Składniki (na 4-5 porcji)
- 4 filety (ok. 0,5 kg) wybranej ryby (dorsz, mintaj, miruna), świeżej lub mrożonej
- 4 duże marchewki (0,5 kg)
- 2 korzenie pietruszki
- pół korzenia selera
- jedna duża cebula
- 5-6 łyżek oleju
- 3 szklanki wody
- przyprawy: 3 listki laurowe, 5 kulek ziela angielskiego, 8 ziarenek pieprzu czarnego, sól, pieprz mielony, cukier
- pół łyżeczki słodkiej papryki
- mały słoiczek koncentratu pomidorowego
- opcjonalnie: 4-5 łyżek ketchupu pikantnego
- drobina soku z cytryny
- do smażenia ryby: bułka tarta, jajko i olej
Przygotowanie
Jeśli używamy ryby mrożonej, to należy ją rozmrozić, oprószyć solą oraz pieprzem i odstawić.

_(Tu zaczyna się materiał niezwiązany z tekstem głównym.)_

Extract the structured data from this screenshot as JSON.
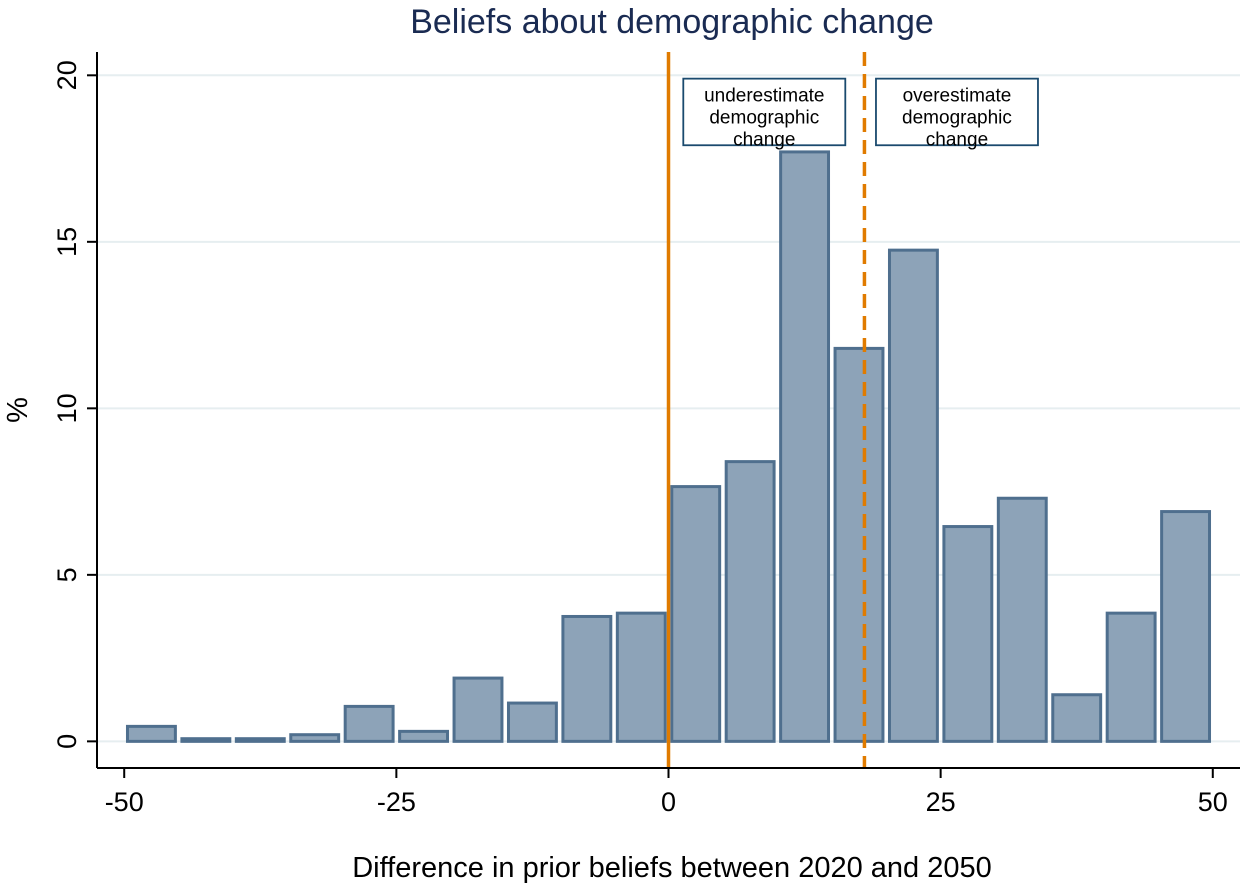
{
  "chart_data": {
    "type": "bar",
    "title": "Beliefs about demographic change",
    "xlabel": "Difference in prior beliefs between 2020 and 2050",
    "ylabel": "%",
    "xlim": [
      -52.5,
      52.5
    ],
    "ylim": [
      -0.8,
      20.7
    ],
    "xticks": [
      -50,
      -25,
      0,
      25,
      50
    ],
    "yticks": [
      0,
      5,
      10,
      15,
      20
    ],
    "bin_width": 5,
    "bins": [
      {
        "center": -47.5,
        "value": 0.45
      },
      {
        "center": -42.5,
        "value": 0.08
      },
      {
        "center": -37.5,
        "value": 0.08
      },
      {
        "center": -32.5,
        "value": 0.2
      },
      {
        "center": -27.5,
        "value": 1.05
      },
      {
        "center": -22.5,
        "value": 0.3
      },
      {
        "center": -17.5,
        "value": 1.9
      },
      {
        "center": -12.5,
        "value": 1.15
      },
      {
        "center": -7.5,
        "value": 3.75
      },
      {
        "center": -2.5,
        "value": 3.85
      },
      {
        "center": 2.5,
        "value": 7.65
      },
      {
        "center": 7.5,
        "value": 8.4
      },
      {
        "center": 12.5,
        "value": 17.7
      },
      {
        "center": 17.5,
        "value": 11.8
      },
      {
        "center": 22.5,
        "value": 14.75
      },
      {
        "center": 27.5,
        "value": 6.45
      },
      {
        "center": 32.5,
        "value": 7.3
      },
      {
        "center": 37.5,
        "value": 1.4
      },
      {
        "center": 42.5,
        "value": 3.85
      },
      {
        "center": 47.5,
        "value": 6.9
      }
    ],
    "reference_lines": [
      {
        "x": 0,
        "style": "solid",
        "color": "#e07b00"
      },
      {
        "x": 18,
        "style": "dashed",
        "color": "#e07b00"
      }
    ],
    "annotations": [
      {
        "lines": [
          "underestimate",
          "demographic",
          "change"
        ],
        "x_center": 8.8,
        "y_top": 19.9,
        "y_bottom": 17.9
      },
      {
        "lines": [
          "overestimate",
          "demographic",
          "change"
        ],
        "x_center": 26.5,
        "y_top": 19.9,
        "y_bottom": 17.9
      }
    ],
    "colors": {
      "bar_fill": "#8da3b8",
      "bar_stroke": "#4f6f8e",
      "grid": "#e6eef0",
      "title": "#1a2b52",
      "annotation_border": "#1a4a6e"
    },
    "grid": true
  }
}
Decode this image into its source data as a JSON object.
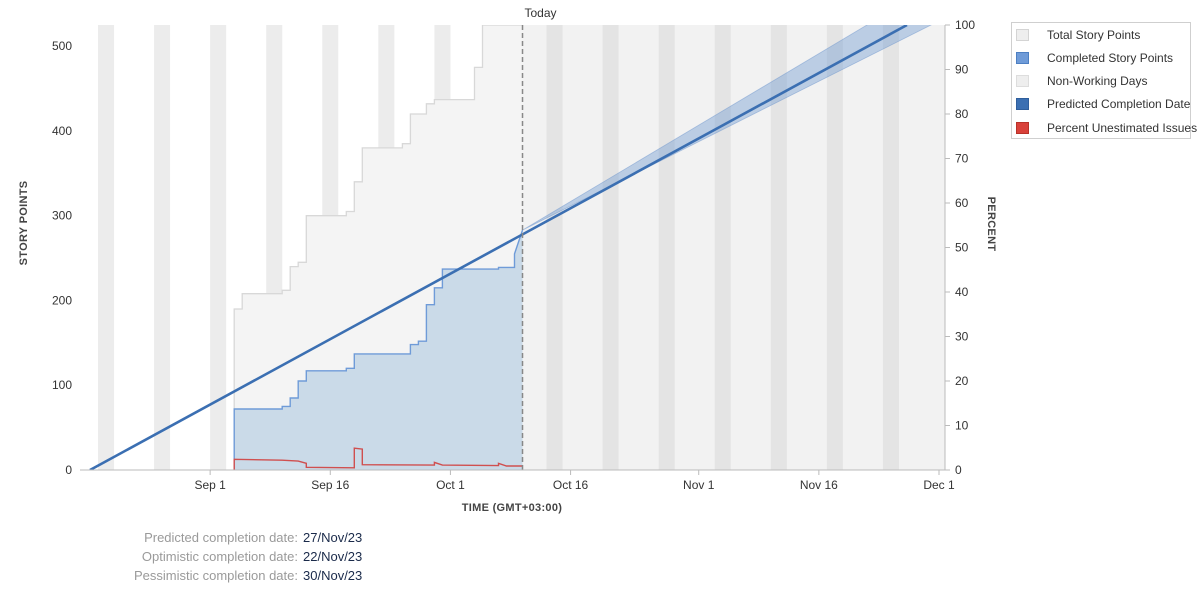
{
  "chart_data": {
    "type": "line",
    "title": "",
    "today_label": "Today",
    "xlabel": "TIME (GMT+03:00)",
    "ylabel": "STORY POINTS",
    "y2label": "PERCENT",
    "x_ticks": [
      "Sep 1",
      "Sep 16",
      "Oct 1",
      "Oct 16",
      "Nov 1",
      "Nov 16",
      "Dec 1"
    ],
    "x_range": [
      "2023-08-17",
      "2023-12-01"
    ],
    "today": "2023-10-10",
    "ylim": [
      0,
      525
    ],
    "y_ticks": [
      0,
      100,
      200,
      300,
      400,
      500
    ],
    "y2lim": [
      0,
      100
    ],
    "y2_ticks": [
      0,
      10,
      20,
      30,
      40,
      50,
      60,
      70,
      80,
      90,
      100
    ],
    "non_working_days": [
      [
        "2023-08-18",
        "2023-08-20"
      ],
      [
        "2023-08-25",
        "2023-08-27"
      ],
      [
        "2023-09-01",
        "2023-09-03"
      ],
      [
        "2023-09-08",
        "2023-09-10"
      ],
      [
        "2023-09-15",
        "2023-09-17"
      ],
      [
        "2023-09-22",
        "2023-09-24"
      ],
      [
        "2023-09-29",
        "2023-10-01"
      ],
      [
        "2023-10-06",
        "2023-10-08"
      ],
      [
        "2023-10-13",
        "2023-10-15"
      ],
      [
        "2023-10-20",
        "2023-10-22"
      ],
      [
        "2023-10-27",
        "2023-10-29"
      ],
      [
        "2023-11-03",
        "2023-11-05"
      ],
      [
        "2023-11-10",
        "2023-11-12"
      ],
      [
        "2023-11-17",
        "2023-11-19"
      ],
      [
        "2023-11-24",
        "2023-11-26"
      ]
    ],
    "series": [
      {
        "name": "Total Story Points",
        "color": "#e0e0e0",
        "points": [
          [
            "2023-09-04",
            0
          ],
          [
            "2023-09-04",
            190
          ],
          [
            "2023-09-05",
            190
          ],
          [
            "2023-09-05",
            208
          ],
          [
            "2023-09-10",
            208
          ],
          [
            "2023-09-10",
            212
          ],
          [
            "2023-09-11",
            212
          ],
          [
            "2023-09-11",
            240
          ],
          [
            "2023-09-12",
            240
          ],
          [
            "2023-09-12",
            245
          ],
          [
            "2023-09-13",
            245
          ],
          [
            "2023-09-13",
            300
          ],
          [
            "2023-09-18",
            300
          ],
          [
            "2023-09-18",
            305
          ],
          [
            "2023-09-19",
            305
          ],
          [
            "2023-09-19",
            340
          ],
          [
            "2023-09-20",
            340
          ],
          [
            "2023-09-20",
            380
          ],
          [
            "2023-09-25",
            380
          ],
          [
            "2023-09-25",
            385
          ],
          [
            "2023-09-26",
            385
          ],
          [
            "2023-09-26",
            420
          ],
          [
            "2023-09-28",
            420
          ],
          [
            "2023-09-28",
            432
          ],
          [
            "2023-09-29",
            432
          ],
          [
            "2023-09-29",
            437
          ],
          [
            "2023-10-04",
            437
          ],
          [
            "2023-10-04",
            475
          ],
          [
            "2023-10-05",
            475
          ],
          [
            "2023-10-05",
            525
          ],
          [
            "2023-10-10",
            525
          ]
        ]
      },
      {
        "name": "Completed Story Points",
        "color": "#5b8fd1",
        "points": [
          [
            "2023-09-04",
            0
          ],
          [
            "2023-09-04",
            72
          ],
          [
            "2023-09-10",
            72
          ],
          [
            "2023-09-10",
            75
          ],
          [
            "2023-09-11",
            75
          ],
          [
            "2023-09-11",
            85
          ],
          [
            "2023-09-12",
            85
          ],
          [
            "2023-09-12",
            105
          ],
          [
            "2023-09-13",
            105
          ],
          [
            "2023-09-13",
            117
          ],
          [
            "2023-09-18",
            117
          ],
          [
            "2023-09-18",
            120
          ],
          [
            "2023-09-19",
            120
          ],
          [
            "2023-09-19",
            137
          ],
          [
            "2023-09-26",
            137
          ],
          [
            "2023-09-26",
            148
          ],
          [
            "2023-09-27",
            148
          ],
          [
            "2023-09-27",
            152
          ],
          [
            "2023-09-28",
            152
          ],
          [
            "2023-09-28",
            195
          ],
          [
            "2023-09-29",
            195
          ],
          [
            "2023-09-29",
            215
          ],
          [
            "2023-09-30",
            215
          ],
          [
            "2023-09-30",
            237
          ],
          [
            "2023-10-07",
            237
          ],
          [
            "2023-10-07",
            239
          ],
          [
            "2023-10-09",
            239
          ],
          [
            "2023-10-09",
            255
          ],
          [
            "2023-10-10",
            283
          ]
        ]
      },
      {
        "name": "Non-Working Days",
        "color": "#e6e6e6",
        "points": []
      },
      {
        "name": "Predicted Completion Date",
        "color": "#3b6fb2",
        "points": [
          [
            "2023-08-17",
            0
          ],
          [
            "2023-11-27",
            525
          ]
        ],
        "band": {
          "start": [
            "2023-10-10",
            283
          ],
          "optimistic": [
            "2023-11-22",
            525
          ],
          "pessimistic": [
            "2023-11-30",
            525
          ]
        }
      },
      {
        "name": "Percent Unestimated Issues",
        "color": "#d04f4f",
        "axis": "percent",
        "points": [
          [
            "2023-09-04",
            0
          ],
          [
            "2023-09-04",
            2.4
          ],
          [
            "2023-09-10",
            2.2
          ],
          [
            "2023-09-12",
            2.0
          ],
          [
            "2023-09-13",
            1.5
          ],
          [
            "2023-09-13",
            0.6
          ],
          [
            "2023-09-19",
            0.5
          ],
          [
            "2023-09-19",
            4.9
          ],
          [
            "2023-09-20",
            4.7
          ],
          [
            "2023-09-20",
            1.2
          ],
          [
            "2023-09-29",
            1.1
          ],
          [
            "2023-09-29",
            1.7
          ],
          [
            "2023-09-30",
            1.1
          ],
          [
            "2023-10-07",
            1.0
          ],
          [
            "2023-10-07",
            1.5
          ],
          [
            "2023-10-08",
            0.9
          ],
          [
            "2023-10-10",
            0.9
          ]
        ]
      }
    ],
    "legend": {
      "placement": "top-right",
      "items": [
        {
          "label": "Total Story Points",
          "color": "#eeeeee",
          "border": "#d4d4d4"
        },
        {
          "label": "Completed Story Points",
          "color": "#6f9bd8",
          "border": "#4d7fc2"
        },
        {
          "label": "Non-Working Days",
          "color": "#eeeeee",
          "border": "#dddddd"
        },
        {
          "label": "Predicted Completion Date",
          "color": "#3b6fb2",
          "border": "#2f5e9c"
        },
        {
          "label": "Percent Unestimated Issues",
          "color": "#d9413a",
          "border": "#b83229"
        }
      ]
    }
  },
  "completion_dates": [
    {
      "label": "Predicted completion date:",
      "value": "27/Nov/23"
    },
    {
      "label": "Optimistic completion date:",
      "value": "22/Nov/23"
    },
    {
      "label": "Pessimistic completion date:",
      "value": "30/Nov/23"
    }
  ]
}
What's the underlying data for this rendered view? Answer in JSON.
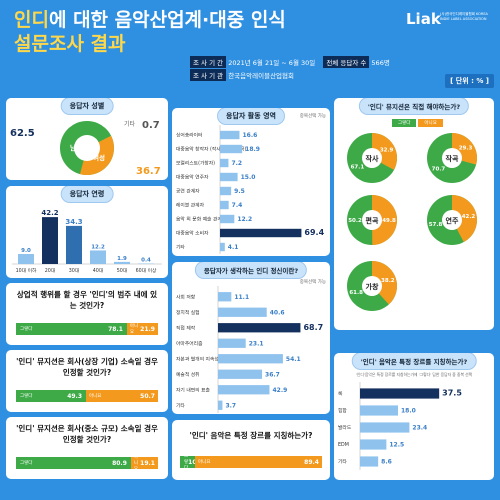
{
  "header": {
    "title_hl": "인디",
    "title_line1_rest": "에 대한 음악산업계·대중 인식",
    "title_line2": "설문조사 결과",
    "brand": "Liak",
    "brand_sub": "(사)한국인디레이블협회 KOREA INDIE LABEL ASSOCIATION",
    "period_label": "조 사 기 간",
    "period_value": "2021년 6월 21일 ~ 6월 30일",
    "respondents_label": "전체 응답자 수",
    "respondents_value": "566명",
    "org_label": "조 사 기 관",
    "org_value": "한국음악레이블산업협회",
    "unit": "[ 단위 : % ]"
  },
  "colors": {
    "green": "#3daa47",
    "orange": "#f39a1e",
    "navy": "#14305e",
    "blue": "#2f8fe0"
  },
  "gender": {
    "title": "응답자 성별",
    "items": [
      {
        "label": "남성",
        "value": 62.5
      },
      {
        "label": "여성",
        "value": 36.7
      },
      {
        "label": "기타",
        "value": 0.7
      }
    ]
  },
  "age": {
    "title": "응답자 연령",
    "categories": [
      "10대 이하",
      "20대",
      "30대",
      "40대",
      "50대",
      "60대 이상"
    ],
    "values": [
      9.0,
      42.2,
      34.3,
      12.2,
      1.9,
      0.4
    ]
  },
  "q_commercial": {
    "question": "상업적 행위를 할 경우 '인디'의 범주 내에 있는 것인가?",
    "yes_label": "그렇다",
    "yes": 78.1,
    "no_label": "아니요",
    "no": 21.9
  },
  "q_big_company": {
    "question": "'인디' 뮤지션은 회사(상장 기업) 소속일 경우 인정할 것인가?",
    "yes_label": "그렇다",
    "yes": 49.3,
    "no_label": "아니요",
    "no": 50.7
  },
  "q_small_company": {
    "question": "'인디' 뮤지션은 회사(중소 규모) 소속일 경우 인정할 것인가?",
    "yes_label": "그렇다",
    "yes": 80.9,
    "no_label": "아니요",
    "no": 19.1
  },
  "activity": {
    "title": "응답자 활동 영역",
    "note": "중복선택 가능",
    "categories": [
      "싱어송라이터",
      "대중음악 창작자 (작사, 작곡, 편곡)",
      "보컬리스트(가창자)",
      "대중음악 연주자",
      "공연 관계자",
      "레이블 관계자",
      "음악 외 문화 예술 관계자",
      "대중음악 소비자",
      "기타"
    ],
    "values": [
      16.6,
      18.9,
      7.2,
      15.0,
      9.5,
      7.4,
      12.2,
      69.4,
      4.1
    ]
  },
  "spirit": {
    "title": "응답자가 생각하는 인디 정신이란?",
    "note": "중복선택 가능",
    "categories": [
      "사회 저항",
      "정치적 실험",
      "직접 제작",
      "아마추어리즘",
      "자본과 별개의 지속성",
      "예술적 성취",
      "자기 내면의 표출",
      "기타"
    ],
    "values": [
      11.1,
      40.6,
      68.7,
      23.1,
      54.1,
      36.7,
      42.9,
      3.7
    ]
  },
  "q_genre_small": {
    "question": "'인디' 음악은 특정 장르를 지칭하는가?",
    "yes_label": "그렇다",
    "yes": 10.6,
    "no_label": "아니요",
    "no": 89.4
  },
  "direct": {
    "title": "'인디' 뮤지션은 직접 해야하는가?",
    "legend_yes": "그렇다",
    "legend_no": "아니요",
    "chart_data": {
      "type": "pie",
      "charts": [
        {
          "label": "작사",
          "yes": 67.1,
          "no": 32.9
        },
        {
          "label": "작곡",
          "yes": 70.7,
          "no": 29.3
        },
        {
          "label": "편곡",
          "yes": 50.2,
          "no": 49.8
        },
        {
          "label": "연주",
          "yes": 57.8,
          "no": 42.2
        },
        {
          "label": "가창",
          "yes": 61.8,
          "no": 38.2
        }
      ]
    }
  },
  "genre": {
    "title": "'인디' 음악은 특정 장르를 지칭하는가?",
    "note": "'인디'음악은 특정 장르를 지칭하는가에 '그렇다' 답한 응답자 중 중복 선택",
    "categories": [
      "록",
      "힙합",
      "발라드",
      "EDM",
      "기타"
    ],
    "values": [
      37.5,
      18.0,
      23.4,
      12.5,
      8.6
    ]
  }
}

Marchew, pietruszkę i selera obieramy i ścieramy na tarce o grubych oczkach. Cebulę obieramy oraz kroimy w kostkę. W większym garnku rozgrzewamy olej i wrzucamy wszystkie warzywa. Przez chwilkę smażymy, a następnie podlewamy wszystko wodą, dodajemy listki laurowe, ziele angielskie, pieprz czarny, przykrywamy garnek i dusimy wszystko przez około godzinę na niewielkim ogniu. Po tym czasie warzywa powinny być miękkie. Następnie dodajemy koncentrat pomidorowy, ketchup, paprykę, sól i mielony pieprz. Ketchup podbije jeszcze smak, ale nie należy z nim przesadzać, bo danie może wyjść zbyt słodkie. Mieszamy i próbujemy.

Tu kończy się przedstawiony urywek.